The Carillion former chief executive and chairman are among various top bosses at the collapsed construction giant who are set to be grilled by MPs to explain how the firm spiralled into bankruptcy.
A joint inquiry launched by the business and the work and pensions select committees will be taking evidence from trustees of the company’s pension scheme on 30 January, which is expected to land the Pension Protection Fund with £900m of liabilities.
Following this, top bosses including Carillion’s former chief executive Richard Howson, who resigned following the company’s profit warning last July, will be summoned before MPs on 6 February. Among others to be investigated will be the former chairman Phillip Green, finance directors Richard Adam and Zafar Khan and interim chief executive Keith Cochrane who took over following Howson’s departure.

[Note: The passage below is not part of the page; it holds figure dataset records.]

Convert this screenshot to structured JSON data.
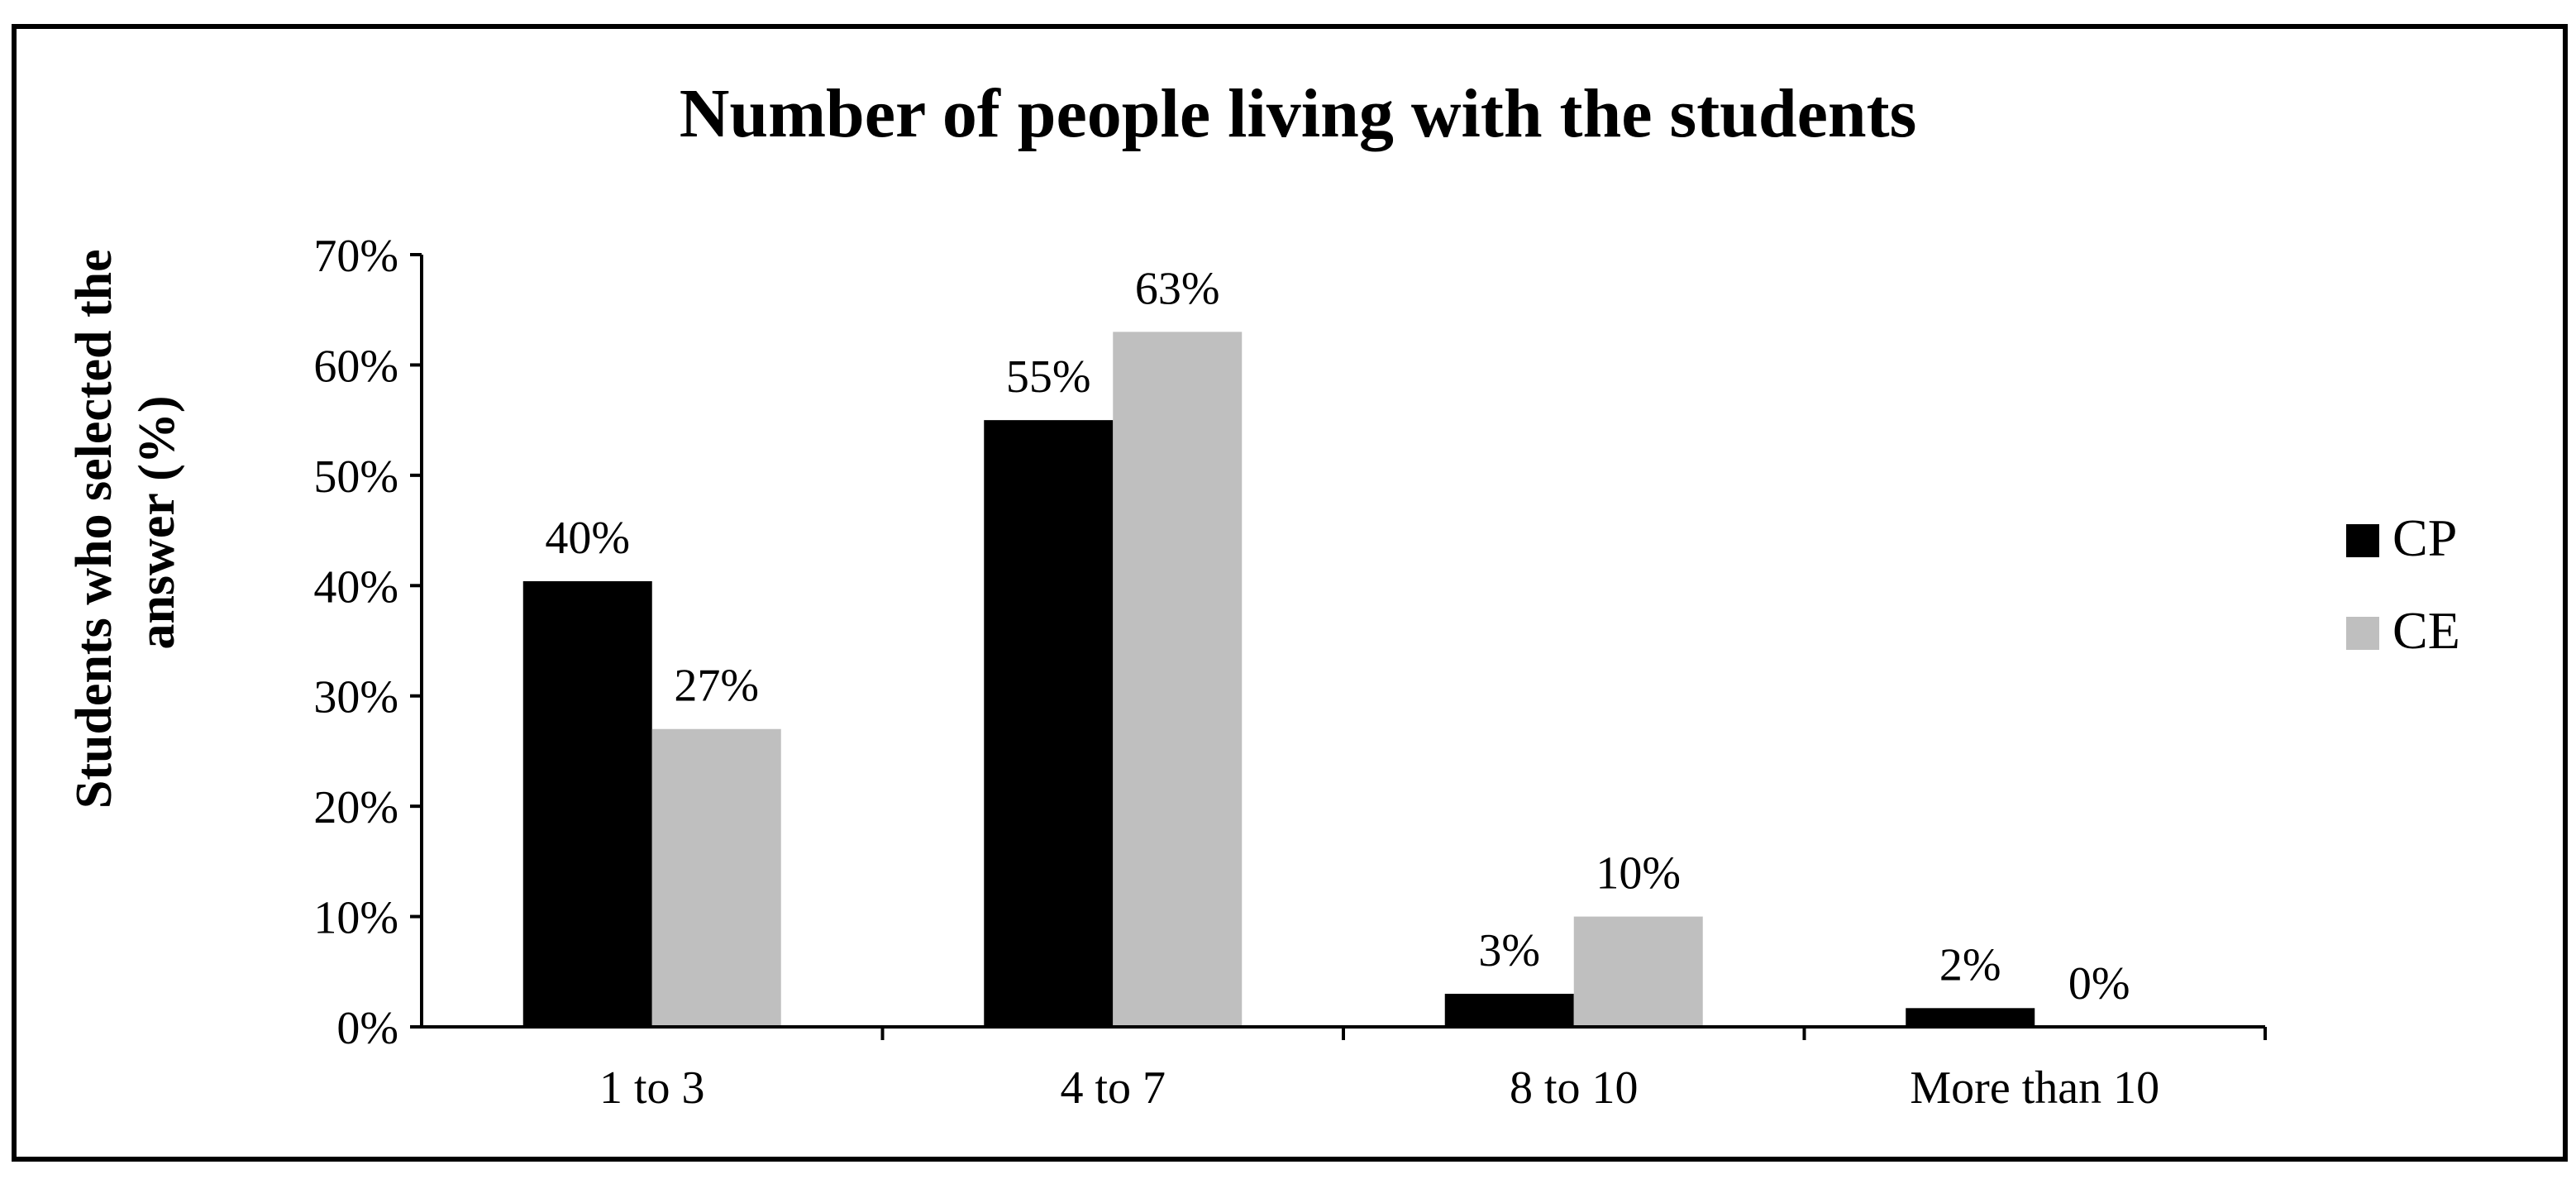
{
  "chart_data": {
    "type": "bar",
    "title": "Number of people living with the students",
    "ylabel_lines": [
      "Students who selected the",
      "answer (%)"
    ],
    "xlabel": "",
    "categories": [
      "1 to 3",
      "4 to 7",
      "8 to 10",
      "More than 10"
    ],
    "series": [
      {
        "name": "CP",
        "color": "#000000",
        "values": [
          40.4,
          55,
          3,
          1.7
        ],
        "labels": [
          "40%",
          "55%",
          "3%",
          "2%"
        ]
      },
      {
        "name": "CE",
        "color": "#bfbfbf",
        "values": [
          27,
          63,
          10,
          0
        ],
        "labels": [
          "27%",
          "63%",
          "10%",
          "0%"
        ]
      }
    ],
    "ylim": [
      0,
      70
    ],
    "yticks": [
      {
        "value": 0,
        "label": "0%"
      },
      {
        "value": 10,
        "label": "10%"
      },
      {
        "value": 20,
        "label": "20%"
      },
      {
        "value": 30,
        "label": "30%"
      },
      {
        "value": 40,
        "label": "40%"
      },
      {
        "value": 50,
        "label": "50%"
      },
      {
        "value": 60,
        "label": "60%"
      },
      {
        "value": 70,
        "label": "70%"
      }
    ],
    "grid": false,
    "legend_position": "right"
  }
}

Those being called to give evidence will be questioned on how the construction giant could crash into liquidation with a reported £5bn of liabilities and just £29m left in cash less than a year later. In 2016, Carillion is thought to have paid dividends to its shareholders of £78.9m from 2015’s profits – exceeding the £73m it generated in cash from operations. It paid a further dividend of £54m in June 2017- just one month before its first profit warning.
The business committee chair, Rachel Reeves MP, said: “In the wake of the BHS scandal, Carillion has the hallmarks of another corporate governance failure with directors asleep at the wheel while the business went off a cliff, in this case leaving jobs, pensions and public services under threat and a host of suppliers out of pocket. How is it that so many warning signs were ignored by the company and the government? What were the Carillion board and senior management doing to address the spiralling problems at the company? Why are the regulatory bodies stepping in only after Carillion’s collapse?”
The Insolvency Service, who will be investigating the company’s descent into bankruptcy, and the Financial Reporting Council, who regulate the auditors that signed off the company’s accounts, will also be appearing before the inquiry to provide evidence.
Frank Field, chair of the work and pensions select committee, said: “Another day, another company goes bust hot on the heels of a clean bill of health from a ‘big four’ financial services firm. The particularly nasty twist in this now grimly familiar tale is the mountain of debt and giant pension deficit this public services contractor leaves in the wreckage of its collapse – with an accompanying massive hit to the public purse.”